The point was that not everyone needs or has big data. That's hardly controversial. Even some instances where you think you have big data that you think needs to be handled in parallel by a cluster could easily be handled by a single server or even laptop. Again, nothing controversial.

The most important thing is knowing what data you have, how best to collect it, and what it can (and can't) tell you. Just because you find correlations doesn't mean that they are real. It takes people with real expertise to help here, and just running your data on a cluster isn't going to help you. In fact, it could even hurt.

I didn't see anything wrong with the article at all.

achompas · on May 13, 2013

Telling people to just collect the "important data" is like telling someone who has lost his keys just to go back to where he left them.

He doesn't tell anyone to collect the "important data," and he doesn't insist FB or Yahoo are not web scale.

His concluding paragraph is relatively weak, but the main thesis -- most businesses can ignore the Forbes/BI crap and analyze their data sufficiently using normal tools -- is true and sound.

dinkumthinkum · on May 13, 2013

This is such a naive response. It is the sort of response that portends to show how it's object of criticism is naive, yet it misses the point entirely. First of all, you misunderstand that the author is claiming that people are treating the terms "big data" and "analysis" synonymously and that that is erroneous.

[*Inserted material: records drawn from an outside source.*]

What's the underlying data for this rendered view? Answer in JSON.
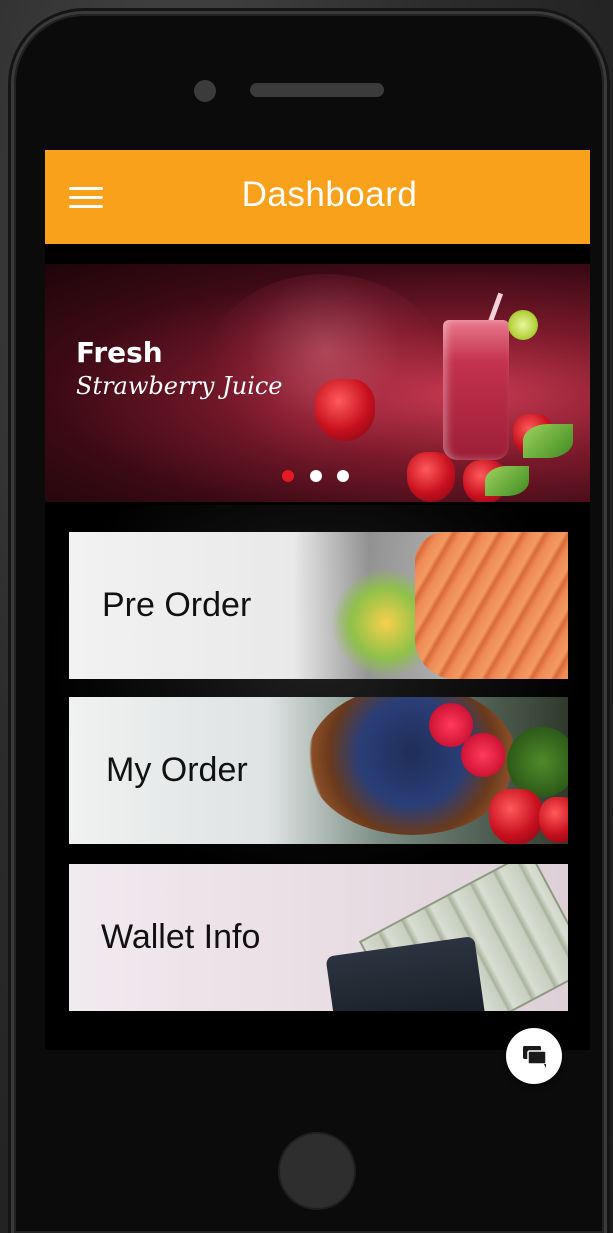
{
  "app": {
    "title": "Dashboard",
    "accent_color": "#f9a11b"
  },
  "header": {
    "menu_icon": "hamburger-menu-icon",
    "title": "Dashboard"
  },
  "banner": {
    "title": "Fresh",
    "subtitle": "Strawberry Juice",
    "carousel": {
      "total_slides": 3,
      "active_index": 0,
      "active_color": "#e41b23",
      "inactive_color": "#ffffff"
    }
  },
  "menu_cards": [
    {
      "label": "Pre Order",
      "image": "grilled-salmon-image"
    },
    {
      "label": "My Order",
      "image": "berries-bowl-image"
    },
    {
      "label": "Wallet Info",
      "image": "wallet-cash-image"
    }
  ],
  "chat_fab": {
    "icon": "chat-bubbles-icon"
  }
}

Choronzon · on May 13, 2013

The problem is your that your ability to explore the data and the data volume are inversely correlated.You are far more likely to find interesting things exploring an in-memory dataset using something like ipython and pandas than throwing pig jobs at a few dozen TB of gunk. Big data is great if you know exactly what you are looking for. If you get into a stage where you are trying to explore a huge DB looking for relationships your need to be very good at machine learning and statistical analysis (spurious correlations ahoy!) to come out significantly ahead.Its also an enormous time sink. In summation the bigger the data the simpler the analysis you can throw at it efficiently.

ims · on May 13, 2013

Very true. Wouldn't the typical approach to this involve probabilistic methods like taking large-ish (but not "Big") samples from your multi TB data and doing your EDA with those?

Choronzon · on May 13, 2013

That would work very well if our random sample accurately reflected the superset of data,which it almost always does but you also want to consider the following...

Imagine our data was 98% junk with 2% of the data consisting of sequential patterns. We may be able to spot this on a graph relatively easily over the whole dataset but our random sampling would greatly reduce the quality of this information.

We can extend that to any ordering or periodicity in the data.if data at position n has a hidden dependency of data at position n+/-1 random sampling will break us.

cma · on May 13, 2013

Do random sampling plus n lines of surrounding context.